Tax revenue has not been paid to the county since a moratorium on processing and producing pot facilities.

Deschutes County has filed a complaint against several Oregon state departments over marijuana tax revenue the county believes it should be paid, despite its moratorium on marijuana processing and growing facilities.

The county’s legal department recently filed a complaint in state tax court against the Oregon Department of Revenue, the Oregon Liquor Control Commission and Department of Administrative Services in an effort to change how the state interprets a statute that controls how marijuana tax revenue is distributed.

Marijuana tax revenue has not been paid to the county since the Deschutes County Commission decided to place a moratorium on approving new marijuana processing and producing facilities in August 2019.

In the November general election, residents voted to uphold this moratorium, meaning no new processing and growing facilities will be permitted in the rural part of the county.

But because of the moratorium, Deschutes County is ineligible to receive this money, or future tax revenue, because a county only receives this money if it allows all licensed recreational marijuana activity to take place within the county, said Mark Pettinger, a spokesman for the Oregon Liquor Control Commission, on Tuesday.

“When Deschutes County Commissioners voted to put a ban on allowing further licensed marijuana production that essentially became the point in time which the count(y) was no longer eligible to receive its portion of the 17% state tax collected at point of sale,” Pettinger said in an email. “Even though existing producers are allowed to continue production, and even though retail activity takes place in Deschutes County.”

In response to the legal complaint, Pettinger said in an email Friday the OLCC did not have a comment “because it’s a legal matter.”

Before the moratorium, the county was receiving about 4% of the revenue from the state’s marijuana revenue fund that gets shared with the counties. If the moratorium was not in place, the county would have received roughly $514,000 from December 2019 to this September, said Richard Hoover, a spokesman for the state Department of Revenue, in an email.

The county disagrees with the state’s interpretation of the statute that decides whether a county receives marijuana tax revenue, said Adam Smith, assistant legal counsel with the county. The county believes the state is interpreting the statute too narrowly, Smith said.
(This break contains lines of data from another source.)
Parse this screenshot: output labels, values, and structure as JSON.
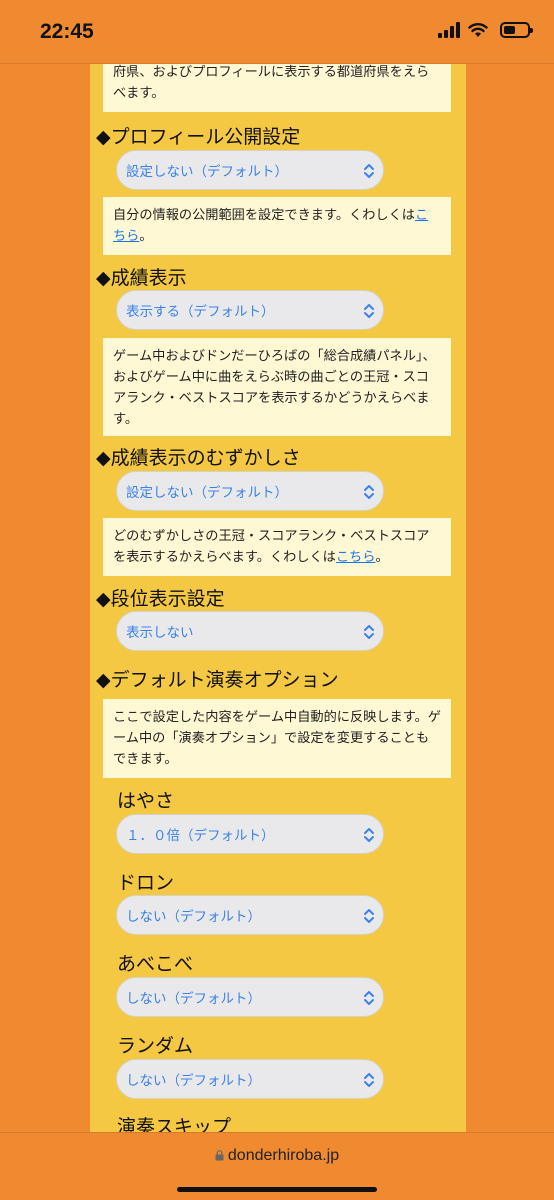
{
  "status_bar": {
    "time": "22:45"
  },
  "intro_box": {
    "text": "府県、およびプロフィールに表示する都道府県をえらべます。"
  },
  "sections": {
    "profile_public": {
      "heading": "◆プロフィール公開設定",
      "select_value": "設定しない（デフォルト）",
      "info_text": "自分の情報の公開範囲を設定できます。くわしくは",
      "info_link": "こちら",
      "info_suffix": "。"
    },
    "score_display": {
      "heading": "◆成績表示",
      "select_value": "表示する（デフォルト）",
      "info_text": "ゲーム中およびドンだーひろばの「総合成績パネル」、およびゲーム中に曲をえらぶ時の曲ごとの王冠・スコアランク・ベストスコアを表示するかどうかえらべます。"
    },
    "score_difficulty": {
      "heading": "◆成績表示のむずかしさ",
      "select_value": "設定しない（デフォルト）",
      "info_text": "どのむずかしさの王冠・スコアランク・ベストスコアを表示するかえらべます。くわしくは",
      "info_link": "こちら",
      "info_suffix": "。"
    },
    "dan_display": {
      "heading": "◆段位表示設定",
      "select_value": "表示しない"
    },
    "default_options": {
      "heading": "◆デフォルト演奏オプション",
      "info_text": "ここで設定した内容をゲーム中自動的に反映します。ゲーム中の「演奏オプション」で設定を変更することもできます。",
      "speed": {
        "label": "はやさ",
        "value": "１．０倍（デフォルト）"
      },
      "doron": {
        "label": "ドロン",
        "value": "しない（デフォルト）"
      },
      "abekobe": {
        "label": "あべこべ",
        "value": "しない（デフォルト）"
      },
      "random": {
        "label": "ランダム",
        "value": "しない（デフォルト）"
      },
      "skip": {
        "label": "演奏スキップ"
      }
    }
  },
  "browser": {
    "url": "donderhiroba.jp"
  },
  "colors": {
    "page_background": "#ef8a31",
    "panel_background": "#f4c842",
    "info_background": "#fff8d4",
    "select_text": "#3b82e6",
    "link": "#1a73e8"
  }
}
The county is asking the state to declare the statute does not preclude Deschutes County from receiving its disbursements from the state’s marijuana tax revenue fund, given that the moratorium and the opt -out election did not impact existing marijuana-related facilities, according to the court filing.

“This statute was not drafted from the perspective of what happened in Deschutes County,” Smith said.
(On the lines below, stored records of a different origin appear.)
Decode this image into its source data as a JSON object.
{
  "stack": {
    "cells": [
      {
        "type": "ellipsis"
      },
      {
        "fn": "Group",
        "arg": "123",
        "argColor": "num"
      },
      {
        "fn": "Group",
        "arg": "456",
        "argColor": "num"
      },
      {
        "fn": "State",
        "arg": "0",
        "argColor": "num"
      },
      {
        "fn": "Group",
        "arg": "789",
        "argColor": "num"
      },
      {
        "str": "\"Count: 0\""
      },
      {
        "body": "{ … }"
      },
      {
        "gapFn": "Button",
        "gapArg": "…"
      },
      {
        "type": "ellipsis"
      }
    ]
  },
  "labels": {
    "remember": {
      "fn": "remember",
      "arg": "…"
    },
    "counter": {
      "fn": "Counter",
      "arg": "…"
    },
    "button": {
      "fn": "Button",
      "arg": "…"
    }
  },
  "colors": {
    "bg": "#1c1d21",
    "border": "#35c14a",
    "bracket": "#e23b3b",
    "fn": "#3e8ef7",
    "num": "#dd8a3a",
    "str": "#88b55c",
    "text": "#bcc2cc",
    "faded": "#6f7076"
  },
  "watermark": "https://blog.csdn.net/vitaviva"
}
Deschutes County is the only county in Oregon to opt in to marijuana — meaning allowing the production and sale of it within its borders — and then subsequently opt out of permitting a segment of the marijuana market. In this case, that means processing and growing.

Lawmakers didn’t anticipate the situation that has now occurred in Deschutes County when writing the original marijuana regulations, Smith argues.
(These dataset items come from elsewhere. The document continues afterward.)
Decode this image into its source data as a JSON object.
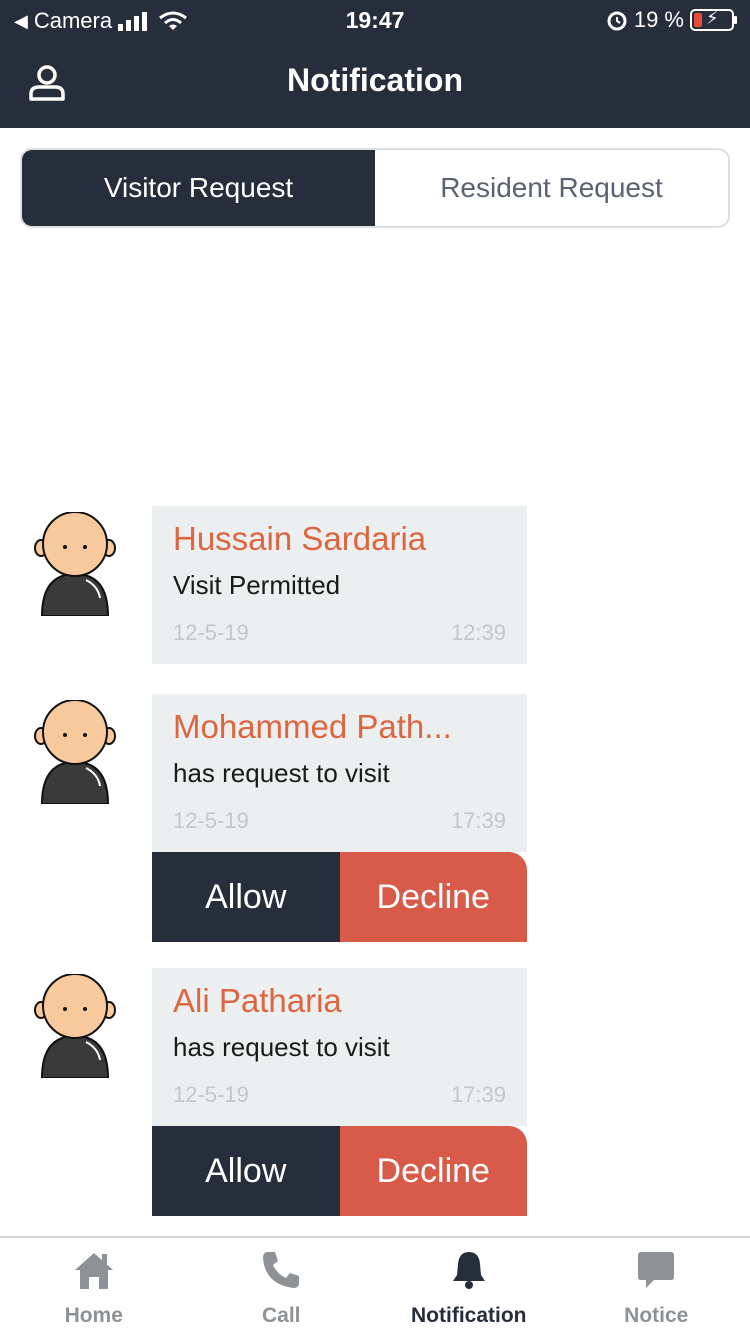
{
  "status_bar": {
    "back_app": "Camera",
    "time": "19:47",
    "battery": "19 %"
  },
  "header": {
    "title": "Notification",
    "profile_icon": "user-icon"
  },
  "segment": {
    "tabs": [
      "Visitor Request",
      "Resident Request"
    ],
    "active": "Visitor Request"
  },
  "notifications": [
    {
      "name": "Hussain Sardaria",
      "message": "Visit Permitted",
      "date": "12-5-19",
      "time": "12:39"
    },
    {
      "name": "Mohammed Path...",
      "message": "has request to visit",
      "date": "12-5-19",
      "time": "17:39",
      "actions": {
        "allow": "Allow",
        "decline": "Decline"
      }
    },
    {
      "name": "Ali Patharia",
      "message": "has request to visit",
      "date": "12-5-19",
      "time": "17:39",
      "actions": {
        "allow": "Allow",
        "decline": "Decline"
      }
    }
  ],
  "tabbar": {
    "items": [
      {
        "label": "Home",
        "icon": "home-icon"
      },
      {
        "label": "Call",
        "icon": "phone-icon"
      },
      {
        "label": "Notification",
        "icon": "bell-icon"
      },
      {
        "label": "Notice",
        "icon": "chat-icon"
      }
    ],
    "active": "Notification"
  },
  "colors": {
    "primary_dark": "#262d3b",
    "accent_orange": "#dd6641",
    "decline_red": "#d85a48",
    "card_bg": "#eceff0"
  }
}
But Deschutes County still has marijuana -related businesses operating within its borders, and those businesses are still paying taxes, Smith said.

“We have marijuana businesses and we have those impacts, but we aren’t getting the money,” Smith said.

There is also the question of where Deschutes County’s tax revenue is going if not to Deschutes County, Smith said.

“Taxes are still being paid in marijuana businesses in Deschutes County, and it’s not clear where it’s going,” he said.

The Department of Administrative Services and the Department of Revenue did not respond to requests for comment.